いらってするのを無視して攻撃を仕掛ける。



「ヴァンは随分女言葉が可愛らしかったですよ。ギャップっていうんですか? とても可愛らしいと思わず思ってしまいましたね。」

「へあっ!? や、やめろよ!! そ、そんな思ってないこと‥‥‥。はは‥‥‥、じょ、冗談でしょう‥‥‥? 」

「いえ、とても愛らしいです。普段のがさつとしか見えないその口から吐き出されるその言葉は小鳥がさえずるが如く‥‥‥。」

「や、やめて!やめてよぅ‥‥‥! は、恥ずかしいから‥‥‥!! 」



よしよし効いている‥‥‥!! きっと女の子の姿を褒められるのにはなれてないだろうなとは思ったけど当たりだった。



「‥‥‥寝ようぜ。ちびっ子。一時休戦だ。」

「はい。そうしましょう。」



お互いにダメージを等しく与えた私達は精神的に疲れていた。


普通はこういうとき、寝ずの番を誰かがするがデモンはこんな草原に現れることも少ないし、こんな見晴らしのいいところで盗賊なんかは現れない。それらの心配もなくゆっくり眠れそうだ。そう思うとなんだか少しウトウトしてきた。すると私の眼前にヴァンが現れた。



「なあ、ちびっ子。」

「私はエリースです。」

「ちびっ子。」



なんなんだ。コイツ。



「そんなに嫌かよ‥‥‥。亜人と人族の共栄っつーの。」

「‥‥‥いや、です。」



ヴァンはきっと気がついていたのだろう。私がオブジェクトバッグを焼いたのは亜人と人族の共栄している象徴のようで嫌になったこと。否定的に思っていることに。

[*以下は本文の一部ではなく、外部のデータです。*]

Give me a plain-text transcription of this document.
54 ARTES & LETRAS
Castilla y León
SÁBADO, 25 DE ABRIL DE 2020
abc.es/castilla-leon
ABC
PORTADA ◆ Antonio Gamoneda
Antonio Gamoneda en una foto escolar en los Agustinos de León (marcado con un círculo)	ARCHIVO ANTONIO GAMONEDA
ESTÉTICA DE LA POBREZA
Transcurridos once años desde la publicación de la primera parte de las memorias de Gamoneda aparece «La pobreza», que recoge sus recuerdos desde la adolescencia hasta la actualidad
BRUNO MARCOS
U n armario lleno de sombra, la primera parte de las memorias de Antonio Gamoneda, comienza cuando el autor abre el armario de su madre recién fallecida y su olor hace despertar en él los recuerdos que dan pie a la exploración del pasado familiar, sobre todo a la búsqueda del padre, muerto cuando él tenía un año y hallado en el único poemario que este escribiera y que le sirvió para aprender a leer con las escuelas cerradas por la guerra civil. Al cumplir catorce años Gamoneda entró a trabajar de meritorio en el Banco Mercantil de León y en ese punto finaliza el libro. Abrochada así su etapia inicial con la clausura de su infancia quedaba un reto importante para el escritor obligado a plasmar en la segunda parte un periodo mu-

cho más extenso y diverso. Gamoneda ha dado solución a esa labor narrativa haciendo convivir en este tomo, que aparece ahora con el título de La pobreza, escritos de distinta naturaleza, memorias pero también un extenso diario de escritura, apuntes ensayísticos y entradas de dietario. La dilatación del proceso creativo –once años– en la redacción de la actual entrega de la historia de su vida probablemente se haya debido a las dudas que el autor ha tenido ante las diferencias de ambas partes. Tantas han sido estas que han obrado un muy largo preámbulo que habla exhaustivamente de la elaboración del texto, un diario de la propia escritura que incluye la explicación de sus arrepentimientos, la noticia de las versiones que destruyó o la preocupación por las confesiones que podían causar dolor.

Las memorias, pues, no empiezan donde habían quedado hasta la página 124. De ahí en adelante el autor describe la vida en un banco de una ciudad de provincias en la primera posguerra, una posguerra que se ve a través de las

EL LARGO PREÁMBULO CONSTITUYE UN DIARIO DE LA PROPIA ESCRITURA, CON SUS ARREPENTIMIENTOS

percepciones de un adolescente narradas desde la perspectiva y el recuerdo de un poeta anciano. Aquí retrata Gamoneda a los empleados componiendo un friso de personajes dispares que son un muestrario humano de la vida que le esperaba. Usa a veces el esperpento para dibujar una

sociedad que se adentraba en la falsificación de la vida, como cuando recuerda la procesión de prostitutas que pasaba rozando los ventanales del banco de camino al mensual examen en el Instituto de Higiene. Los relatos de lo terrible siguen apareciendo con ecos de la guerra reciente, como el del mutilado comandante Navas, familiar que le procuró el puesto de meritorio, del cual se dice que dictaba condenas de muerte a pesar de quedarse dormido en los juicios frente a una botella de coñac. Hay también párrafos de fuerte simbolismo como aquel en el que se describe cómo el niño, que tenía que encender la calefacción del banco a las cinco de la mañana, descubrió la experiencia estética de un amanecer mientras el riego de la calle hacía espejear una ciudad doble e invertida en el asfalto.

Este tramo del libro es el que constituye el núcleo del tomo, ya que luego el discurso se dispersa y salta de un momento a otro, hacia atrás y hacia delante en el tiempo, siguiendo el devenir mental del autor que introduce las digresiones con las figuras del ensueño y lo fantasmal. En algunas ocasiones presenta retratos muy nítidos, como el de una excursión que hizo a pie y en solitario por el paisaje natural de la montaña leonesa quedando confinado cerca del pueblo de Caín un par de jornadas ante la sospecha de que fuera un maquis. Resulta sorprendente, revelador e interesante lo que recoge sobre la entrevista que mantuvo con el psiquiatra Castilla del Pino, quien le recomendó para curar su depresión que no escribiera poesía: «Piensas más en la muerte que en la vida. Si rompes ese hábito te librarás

「頑固かよ。でも、こうすれば戦によって死ぬ人がでない。技術が発展する。種族同士が短所を補うことでデモンの討伐も進む。敵対するよりもよっぽどいいと思うがな。」

「でも‥‥‥。」



あ、眠い‥‥‥。視界がグニャリと曲がってヴァンの顔がまともにみれない。それでも必死に見ようと頑張るが‥‥‥、うう‥‥‥、見えない‥‥‥。亜人より先に寝るなんて、亜人にスキを与えるようで嫌、なのだが‥‥‥。